Um Deus para ateus



 

Em minha vida tenho encontrado muitos ateus. De vários me fiz amigo. Quase sempre concordo com eles, pois negam um Deus que eu também negaria porque não tem grandeza nem está à altura da busca humana. Por causa deles escrevi um livrinho que considero, pessoalmente, a melhor coisa que já perpetrei na minha atribulada existência de teólogo:"Experimentar Deus: A transparência de todas as coisas" (Verus, Campinas 2002). Ai tento desconstruir a categoria Deus e depois reconstruí-la a partir daquelas experiências que permitem falar humana e emocionalmente de Deus, de um Deus que vale a pena e faz sentido. 

Mas há uma pré-condição: estar atento a sinais, por onde Deus chega, pois Ele nunca aparece sob o nome Deus. Os poetas e os místicos sabem disso. Por isso, em vez de eu falar, deixo que eles falem por mim. O primeiro é um indígena Cherokee e o segundo, um poeta indignado italiano, mas religioso, David Turoldo, conhecido meu. Vejamos, primeiro, o texto do indígena.

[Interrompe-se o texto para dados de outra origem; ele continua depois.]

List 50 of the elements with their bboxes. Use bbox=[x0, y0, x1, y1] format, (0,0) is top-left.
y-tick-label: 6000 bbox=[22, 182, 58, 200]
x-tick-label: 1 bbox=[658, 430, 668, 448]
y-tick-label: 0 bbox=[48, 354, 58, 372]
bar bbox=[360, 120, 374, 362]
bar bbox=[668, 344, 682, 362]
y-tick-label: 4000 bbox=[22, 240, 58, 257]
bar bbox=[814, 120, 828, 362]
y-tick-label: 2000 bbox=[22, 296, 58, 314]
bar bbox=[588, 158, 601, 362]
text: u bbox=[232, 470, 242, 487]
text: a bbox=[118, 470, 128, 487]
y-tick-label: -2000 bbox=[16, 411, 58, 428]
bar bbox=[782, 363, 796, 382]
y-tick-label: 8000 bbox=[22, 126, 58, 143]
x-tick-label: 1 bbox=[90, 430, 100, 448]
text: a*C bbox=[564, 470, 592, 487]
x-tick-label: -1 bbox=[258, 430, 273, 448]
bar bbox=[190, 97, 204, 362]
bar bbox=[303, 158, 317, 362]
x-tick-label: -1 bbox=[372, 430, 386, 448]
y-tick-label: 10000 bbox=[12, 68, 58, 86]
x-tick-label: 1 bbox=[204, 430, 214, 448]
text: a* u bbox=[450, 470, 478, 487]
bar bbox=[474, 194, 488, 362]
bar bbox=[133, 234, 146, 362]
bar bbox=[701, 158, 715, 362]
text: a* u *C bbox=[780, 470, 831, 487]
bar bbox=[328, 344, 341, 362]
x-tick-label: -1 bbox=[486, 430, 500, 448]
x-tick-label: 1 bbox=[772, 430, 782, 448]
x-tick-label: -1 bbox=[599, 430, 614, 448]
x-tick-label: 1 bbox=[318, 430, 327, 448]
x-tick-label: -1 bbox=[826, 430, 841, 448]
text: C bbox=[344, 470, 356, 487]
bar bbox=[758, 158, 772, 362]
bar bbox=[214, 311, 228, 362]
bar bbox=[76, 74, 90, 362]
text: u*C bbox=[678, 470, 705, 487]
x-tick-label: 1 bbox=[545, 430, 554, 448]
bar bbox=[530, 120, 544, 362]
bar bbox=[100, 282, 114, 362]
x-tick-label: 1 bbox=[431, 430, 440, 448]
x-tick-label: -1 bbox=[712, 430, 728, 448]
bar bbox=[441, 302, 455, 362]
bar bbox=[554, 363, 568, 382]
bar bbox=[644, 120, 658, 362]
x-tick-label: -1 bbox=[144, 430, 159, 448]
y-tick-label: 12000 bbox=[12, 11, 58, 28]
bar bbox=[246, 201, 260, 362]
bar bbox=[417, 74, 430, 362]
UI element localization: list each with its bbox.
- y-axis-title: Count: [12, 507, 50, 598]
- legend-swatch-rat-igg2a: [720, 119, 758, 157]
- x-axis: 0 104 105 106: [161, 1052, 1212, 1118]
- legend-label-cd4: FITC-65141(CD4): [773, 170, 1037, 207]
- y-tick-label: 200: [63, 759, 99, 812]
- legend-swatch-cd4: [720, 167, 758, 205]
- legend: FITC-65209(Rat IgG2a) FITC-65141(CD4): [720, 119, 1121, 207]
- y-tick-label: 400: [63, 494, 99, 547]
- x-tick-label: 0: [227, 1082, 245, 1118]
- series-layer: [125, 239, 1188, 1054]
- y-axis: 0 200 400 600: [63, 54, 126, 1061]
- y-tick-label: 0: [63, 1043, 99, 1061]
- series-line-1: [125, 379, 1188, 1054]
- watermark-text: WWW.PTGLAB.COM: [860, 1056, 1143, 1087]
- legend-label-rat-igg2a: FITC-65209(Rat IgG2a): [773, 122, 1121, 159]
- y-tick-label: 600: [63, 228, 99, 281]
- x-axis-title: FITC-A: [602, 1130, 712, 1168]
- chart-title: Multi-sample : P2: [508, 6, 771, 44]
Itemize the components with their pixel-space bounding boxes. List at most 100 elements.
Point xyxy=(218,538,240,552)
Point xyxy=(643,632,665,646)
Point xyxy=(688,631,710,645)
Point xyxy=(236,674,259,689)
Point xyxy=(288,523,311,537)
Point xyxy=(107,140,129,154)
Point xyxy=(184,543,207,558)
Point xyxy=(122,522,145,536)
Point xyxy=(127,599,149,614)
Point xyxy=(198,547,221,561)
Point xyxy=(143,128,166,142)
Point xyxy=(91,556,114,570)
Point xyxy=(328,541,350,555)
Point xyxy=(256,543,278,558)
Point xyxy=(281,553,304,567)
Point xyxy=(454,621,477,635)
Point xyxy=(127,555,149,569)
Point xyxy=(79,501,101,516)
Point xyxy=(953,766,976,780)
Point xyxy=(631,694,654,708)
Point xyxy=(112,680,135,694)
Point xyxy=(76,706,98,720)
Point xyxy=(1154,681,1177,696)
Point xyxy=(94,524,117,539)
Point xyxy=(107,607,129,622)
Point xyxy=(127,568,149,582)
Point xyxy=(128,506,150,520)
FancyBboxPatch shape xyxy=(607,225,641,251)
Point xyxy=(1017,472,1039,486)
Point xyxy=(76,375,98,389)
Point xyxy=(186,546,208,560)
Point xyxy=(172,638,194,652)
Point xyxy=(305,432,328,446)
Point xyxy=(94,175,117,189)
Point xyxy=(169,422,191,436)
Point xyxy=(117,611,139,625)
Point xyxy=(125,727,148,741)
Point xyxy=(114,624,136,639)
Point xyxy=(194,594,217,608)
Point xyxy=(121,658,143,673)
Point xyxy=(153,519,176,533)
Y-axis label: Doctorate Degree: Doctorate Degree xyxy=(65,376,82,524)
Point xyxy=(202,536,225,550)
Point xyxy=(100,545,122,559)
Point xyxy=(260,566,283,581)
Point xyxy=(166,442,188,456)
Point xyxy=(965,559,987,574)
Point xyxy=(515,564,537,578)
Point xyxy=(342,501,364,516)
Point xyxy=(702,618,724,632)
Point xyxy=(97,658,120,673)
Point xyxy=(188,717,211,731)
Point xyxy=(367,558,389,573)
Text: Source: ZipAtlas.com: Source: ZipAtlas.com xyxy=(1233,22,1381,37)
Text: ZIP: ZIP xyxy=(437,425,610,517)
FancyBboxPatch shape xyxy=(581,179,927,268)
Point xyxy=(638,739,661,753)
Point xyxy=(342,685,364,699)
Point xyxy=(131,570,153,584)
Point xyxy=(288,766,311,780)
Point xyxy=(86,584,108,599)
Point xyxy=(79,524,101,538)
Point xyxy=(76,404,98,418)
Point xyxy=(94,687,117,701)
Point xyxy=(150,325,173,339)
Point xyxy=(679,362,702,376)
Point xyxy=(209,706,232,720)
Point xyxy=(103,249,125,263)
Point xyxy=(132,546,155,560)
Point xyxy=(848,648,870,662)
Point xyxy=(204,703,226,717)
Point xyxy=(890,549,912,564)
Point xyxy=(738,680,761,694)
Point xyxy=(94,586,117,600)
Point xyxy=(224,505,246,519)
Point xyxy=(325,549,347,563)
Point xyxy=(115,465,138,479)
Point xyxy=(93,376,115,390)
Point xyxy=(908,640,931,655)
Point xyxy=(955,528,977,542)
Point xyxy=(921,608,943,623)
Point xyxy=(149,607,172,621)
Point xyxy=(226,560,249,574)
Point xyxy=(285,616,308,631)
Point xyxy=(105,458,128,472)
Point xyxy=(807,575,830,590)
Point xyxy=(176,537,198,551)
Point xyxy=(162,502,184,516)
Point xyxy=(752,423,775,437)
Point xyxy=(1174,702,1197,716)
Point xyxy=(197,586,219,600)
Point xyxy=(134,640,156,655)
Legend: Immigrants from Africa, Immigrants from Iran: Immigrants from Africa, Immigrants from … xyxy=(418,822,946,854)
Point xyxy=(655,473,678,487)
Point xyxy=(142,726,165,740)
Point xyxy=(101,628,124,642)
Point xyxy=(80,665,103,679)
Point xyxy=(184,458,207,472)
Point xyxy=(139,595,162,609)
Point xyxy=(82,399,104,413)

Acena onde encontrar Deus.

Um homem sussurrou:
Deus, fale comigo!
E um rouxinol começou a trinar. Mas o homem não prestou atenção. Voltou a perguntar:
Deus, fale comigo!
E um trovão reboou pelo espaço. Mas o homem não deu importância. Perguntou novamente:
Deus , deixe-me vê-lo!
E uma enorme lua brilhou no céu profundo. Mas o homem nem reparou. E, nervoso, começou a gritar:
Deus, mostre-me um milagre!
E eis que uma criança nasceu. Mas o homem não se debruçou sobre ela para admirar o milagre da vida.
Desesperado, voltou a gritar: Deus, se você existe, me toque e me deixe sentir sua presença, aqui e agora.
E uma borboleta pousou, suavemente, em seu ombro. Mas ele, irritado, a afastou com a mão.
Desiludido e entre lágrimas, continuou seu caminho. Vagueando sem rumo. Sem nada mais perguntar. Só e cheio de medo"
 
(Cf. JB Ecológico, junho 2002, pg.46).

E agora o poeta italiano com quem me identifico:

Meu irmão ateu:
Tu que, ansioso, buscas um Deus que eu não consigo te dar,
Atravessemos, juntos, o deserto!
De deserto em deserto
Andemos para além de todas as florestas da fé,
Livres e nus rumo ao Ser nu.
E ali onde a palavra morre,
Tenha fim também o nosso caminho
 
(Canti Ultimi, Garzanti 1993, pg. 205).

E nesse fim, olhando para traz, percebemos que o caminho percorrido, era feito de cumplicidade, de enternecimento e de profundo sentimento de pertença ao Todo no qual estamos inseridos. Nunca estávamos sós. Uma Presença inefável nos acompanhava. Não será por isso que ardia nosso coração? Não seria o advento dEle, do sem Nome, do Nu, do Mistério que nos habita? Estávamos seguros que era Ele, porque já não tínhamos mais medo. Não seria esse um sentido possível do Natal para tempos pós-cristãos?